Hay un relato, muy bello a la vez que descarnador: es el titulado “Viento seco”. Habla de los abuelos de Joan Manel Serrat, en Belchite. Habla de la maldita contienda civil y de sus descerebradas actuaciones: fusilaron a sus abuelos y a treinta parientes más.

Y este viento seco le hace reflexionar sobre si dedicarse o no a trabajar la tierra:

“Yo, como Serrat, no quería ser labrador. Arañar los campos subido a un tractor y lanzar súplicas y maldiciones al cielo, aferrado con uñas y dientes a cuatro palmos de tierra, con las manos y el corazón encallecidos, no era el sueño de mi vida.”

Habla también de las guerrillas juveniles. Aquellas contiendas que los de nuestra generación vivimos con particular avidez. En ellas siguen renaciendo las viejas rencillas de la Guerra Civil. Se echaban en cara, unos a otros, que sus abuelos fueron rojos o nacionales. La lástima es que las viejas heridas, aún hoy, en pleno 2023, de vez en cuando vuelven a supurar.

Los dibujos animados son los que articulan y dan sentido de vida a todos estos cuentos. De ahí el título. Hasta los nombres de los distintos personajes, nacidos mediante el dibujo, sirven para ponerse motes entre ellos.

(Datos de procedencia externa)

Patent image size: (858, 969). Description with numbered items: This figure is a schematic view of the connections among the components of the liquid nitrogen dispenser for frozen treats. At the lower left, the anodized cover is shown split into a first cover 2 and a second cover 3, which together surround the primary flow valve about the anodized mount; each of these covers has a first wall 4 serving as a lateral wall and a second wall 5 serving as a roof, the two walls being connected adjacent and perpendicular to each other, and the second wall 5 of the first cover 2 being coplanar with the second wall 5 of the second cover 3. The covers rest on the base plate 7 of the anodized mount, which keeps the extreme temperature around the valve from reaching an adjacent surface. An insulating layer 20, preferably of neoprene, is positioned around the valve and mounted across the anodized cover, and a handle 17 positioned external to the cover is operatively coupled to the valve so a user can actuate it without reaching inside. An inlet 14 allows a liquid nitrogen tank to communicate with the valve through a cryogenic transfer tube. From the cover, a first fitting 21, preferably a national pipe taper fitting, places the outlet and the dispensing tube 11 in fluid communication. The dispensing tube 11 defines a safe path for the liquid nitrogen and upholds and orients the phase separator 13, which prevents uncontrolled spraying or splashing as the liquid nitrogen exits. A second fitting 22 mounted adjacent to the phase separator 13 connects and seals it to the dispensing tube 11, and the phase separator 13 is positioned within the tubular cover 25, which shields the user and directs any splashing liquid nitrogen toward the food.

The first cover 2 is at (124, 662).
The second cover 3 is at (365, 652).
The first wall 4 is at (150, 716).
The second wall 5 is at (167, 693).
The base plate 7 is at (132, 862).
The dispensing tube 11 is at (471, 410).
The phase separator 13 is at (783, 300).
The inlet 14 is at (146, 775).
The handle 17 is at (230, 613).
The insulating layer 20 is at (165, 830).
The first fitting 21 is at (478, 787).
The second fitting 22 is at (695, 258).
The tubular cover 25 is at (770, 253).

Termina el libro con el relato “La charanga”. Un perfecto colofón de todas estas historias que le han precedido. Tras la música de una charanga recién llegada al pueblo, desfilarán y bailarán casi todos los personajes que han intervenido a lo largo de estas historias. Un final certero y maravilloso.

Tras la lectura de este entrañable libro, tengo la certeza de que estoy enamorado de la narrativa de Julio José Ordovás.